Злобный вихрь затих…
Все, что от него осталось, —
Дальний шум валов.
В сельской местности, в глубинных префектурах и в прибрежной полосе, где японские крестьяне самым первобытным, прадедовским способом вычерпывают воду из источников и колодцев при помощи «старой дубовой бадьи», в простом народе живет древний традиционный обряд – наполнение первой бадьи воды в новом году. Примечательно, что эта «вакамидзу» – «молодая вода» – прекрасно воспета японскими поэтами и народными сказителями многих поколений. Мидзу, в особенности чистая родниковая вода – природный источник жизни и здоровья, неизменно вызывала у японцев чувства признательности, благоговейного поклонения.

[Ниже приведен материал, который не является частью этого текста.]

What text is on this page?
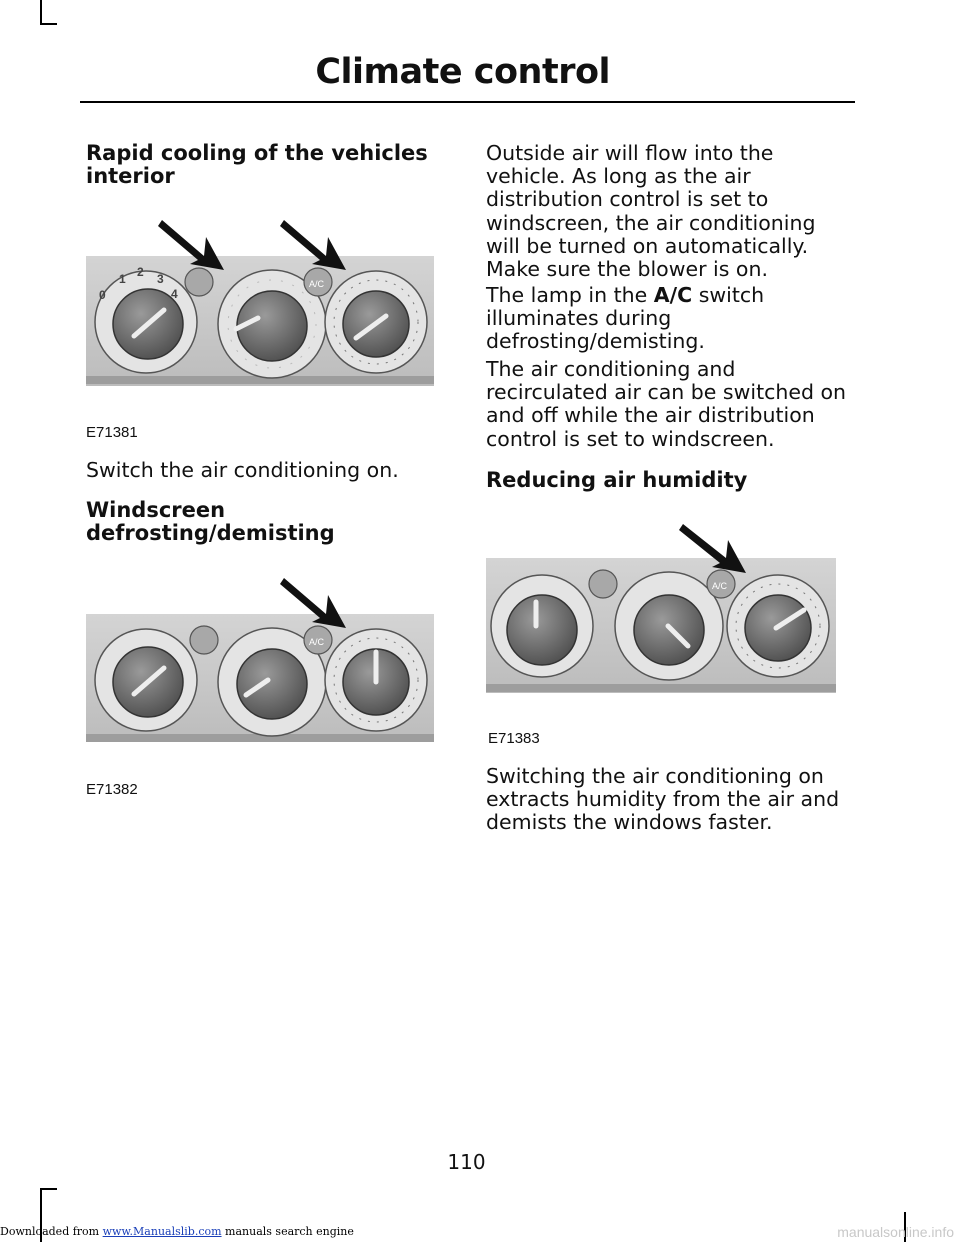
Climate control
Rapid cooling of the vehicles interior
0
1 2 3
4
A/C
E71381
Switch the air conditioning on.
Windscreen defrosting/demisting
A/C
E71382
Outside air will flow into the vehicle. As long as the air distribution control is set to windscreen, the air conditioning will be turned on automatically. Make sure the blower is on.
The lamp in the A/C switch illuminates during defrosting/demisting.
The air conditioning and recirculated air can be switched on and off while the air distribution control is set to windscreen.
Reducing air humidity
A/C
E71383
Switching the air conditioning on extracts humidity from the air and demists the windows faster.
110
Downloaded from www.Manualslib.com manuals search engine	manualsonline.info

По очень древнему обычаю, японские крестьяне поднимаются в первый день нового года на самой заре, вместе с солнцем, умываются «молодой водой», облачаются в новые праздничные кимоно и всей семьей во главе со старейшим в роду собираются в лучшей комнате своего дома. Здесь, под кровом своих предков, они чинно обмениваются новогодними поздравлениями, добрыми пожеланиями и, дорожа новогодним мгновением, чтобы испить «живой воды», мирно угощаются «фукутя» – «чаем благополучия». Он готовится из свежей ключевой воды в старинной бронзовой или чугунной посуде, безупречно вычищенной внутри и с густым слоем сажи, закопченной на огне от долголетнего пользования. Пьют сельчане обычно зеленый чай в виде засушенных листьев темно-зеленого оттенка или напиток из специально обработанных морских водорослей, богатых йодистыми веществами и минеральными солями. При этом подаются особо приготовленные просоленные абрикосы. С древней поры считается, что зеленый чай и острые маринованные абрикосы и сливы, благодаря их целебным свойствам, оберегают человека от разного рода недугов и болезней. «Друзья что маринованные сливы: чем старше, тем лучше», – гласит японская поговорка.
С нашей мансарды, несколько возвышающейся над остальными строениями, открывается широкая окрестная панорама. Обаяние своеобразной природы этих мест, их неизъяснимая атмосфера, близкое дыхание океанской громады, неугомонный морской плеск – все это наполняет сердце какой-то мечтательностью, чувством благоговения.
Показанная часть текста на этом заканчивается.